This is the third of Fantagraphics' planned series of girl-cartoons, and I bet without even looking that most of the reviews will note similarities between some of these girls from Dan DeCarlo's pin-ups for Humorama magazines (in format, they were kind of the manga of the newsstand) and his later work on the Betty and Veronica characters in the Archie Comics. There is a little bit of that. Actually, though, not only are most of the female forms depicted here exaggerated in more womanly ways than the comparatively teenaged figures of Riverdale High's pair, but DeCarlo uses a lot of a models for his various faces -- this is particularly true from his males, who look like they were cast out of a half-dozen other cartoonists' works.

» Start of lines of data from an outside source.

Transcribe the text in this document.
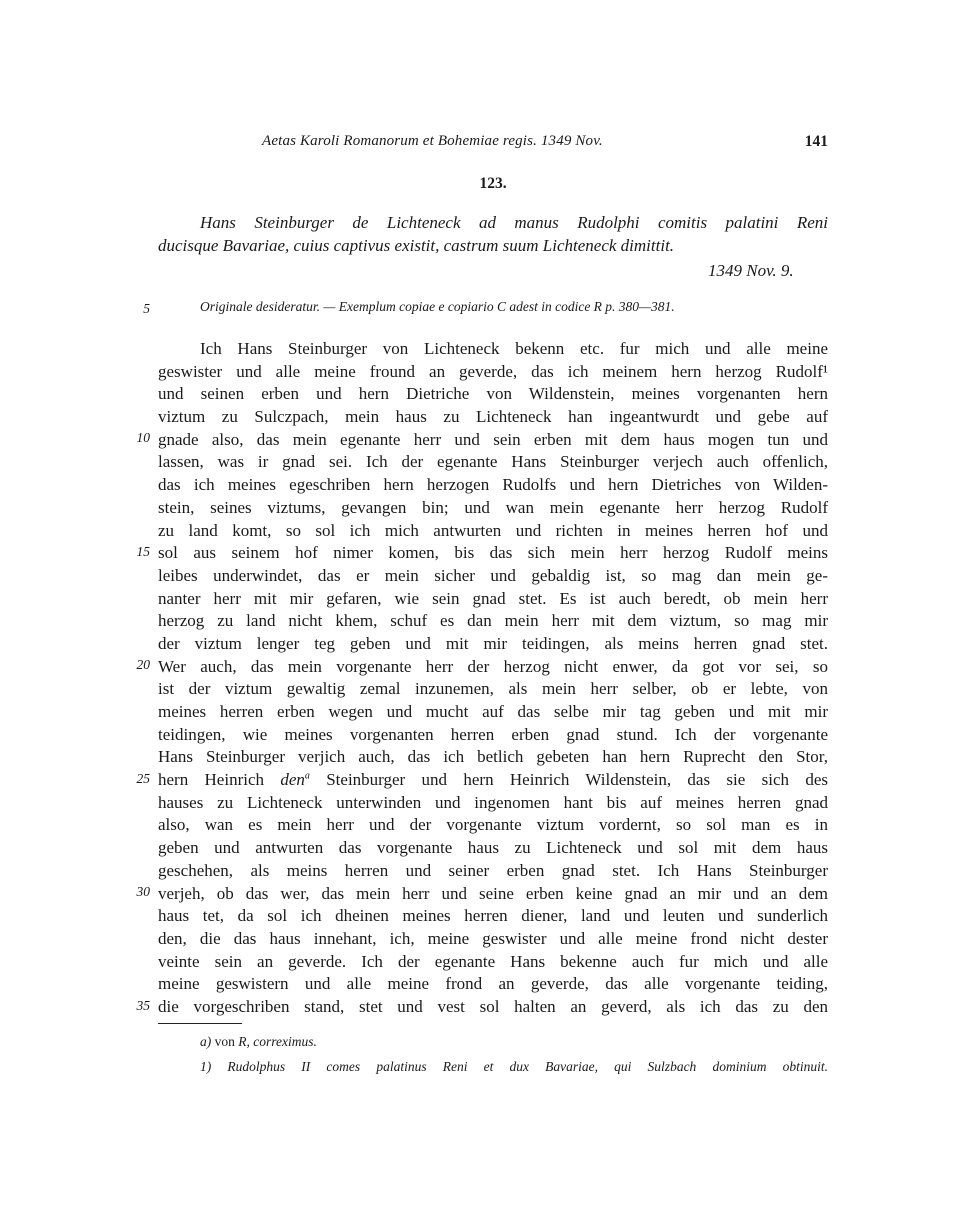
Aetas Karoli Romanorum et Bohemiae regis. 1349 Nov.	141
123.
Hans Steinburger de Lichteneck ad manus Rudolphi comitis palatini Reni
ducisque Bavariae, cuius captivus existit, castrum suum Lichteneck dimittit.
1349 Nov. 9.
5	Originale desideratur. — Exemplum copiae e copiario C adest in codice R p. 380—381.
Ich Hans Steinburger von Lichteneck bekenn etc. fur mich und alle meine
geswister und alle meine fround an geverde, das ich meinem hern herzog Rudolf¹
und seinen erben und hern Dietriche von Wildenstein, meines vorgenanten hern
viztum zu Sulczpach, mein haus zu Lichteneck han ingeantwurdt und gebe auf
gnade also, das mein egenante herr und sein erben mit dem haus mogen tun und
lassen, was ir gnad sei. Ich der egenante Hans Steinburger verjech auch offenlich,
das ich meines egeschriben hern herzogen Rudolfs und hern Dietriches von Wilden-
stein, seines viztums, gevangen bin; und wan mein egenante herr herzog Rudolf
zu land komt, so sol ich mich antwurten und richten in meines herren hof und
sol aus seinem hof nimer komen, bis das sich mein herr herzog Rudolf meins
leibes underwindet, das er mein sicher und gebaldig ist, so mag dan mein ge-
nanter herr mit mir gefaren, wie sein gnad stet. Es ist auch beredt, ob mein herr
herzog zu land nicht khem, schuf es dan mein herr mit dem viztum, so mag mir
der viztum lenger teg geben und mit mir teidingen, als meins herren gnad stet.
Wer auch, das mein vorgenante herr der herzog nicht enwer, da got vor sei, so
ist der viztum gewaltig zemal inzunemen, als mein herr selber, ob er lebte, von
meines herren erben wegen und mucht auf das selbe mir tag geben und mit mir
teidingen, wie meines vorgenanten herren erben gnad stund. Ich der vorgenante
Hans Steinburger verjich auch, das ich betlich gebeten han hern Ruprecht den Stor,
hern Heinrich den$^a$ Steinburger und hern Heinrich Wildenstein, das sie sich des
hauses zu Lichteneck unterwinden und ingenomen hant bis auf meines herren gnad
also, wan es mein herr und der vorgenante viztum vordernt, so sol man es in
geben und antwurten das vorgenante haus zu Lichteneck und sol mit dem haus
geschehen, als meins herren und seiner erben gnad stet. Ich Hans Steinburger
verjeh, ob das wer, das mein herr und seine erben keine gnad an mir und an dem
haus tet, da sol ich dheinen meines herren diener, land und leuten und sunderlich
den, die das haus innehant, ich, meine geswister und alle meine frond nicht dester
veinte sein an geverde. Ich der egenante Hans bekenne auch fur mich und alle
meine geswistern und alle meine frond an geverde, das alle vorgenante teiding,
die vorgeschriben stand, stet und vest sol halten an geverd, als ich das zu den
10
15
20
25
30
35
a) von R, correximus.
1) Rudolphus II comes palatinus Reni et dux Bavariae, qui Sulzbach dominium obtinuit.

There's a lot of here of interest. DeCarlo is obviously still developing during this work, so you can track some of his artistic choices, good and bad. Related to the Betty/Veronica thing is that you'll likely notice visual codes with which DeCarlo built his run on children's comics transposed onto the sexier stuff in a way that makes you think of every female as a wide-eyed, button-nosed innocent, which fits perfectly into various innocent dumb-girl jokes on display. DeCarlo and his editor worked in a way where the artist provide drawings over which were later placed captions; there are a ton of jokes that don't quite match up to the depiction, and many jokes that are repeated (to their credit, Alex Chun and Jacob Covey run many if not all of these in close proximity to one another). The two-color printing and general design choices, especially where Covey brings us into a specific element of a drawing, are really effective without becoming distracting (it's nice that Covey is given co-author status on the book's cover). Overall, this is a handsome presentation of non-vital work kept appropriately cheap and presented as light entertainment rather than as considered art or a documentary. Bring on Bill Wenzel.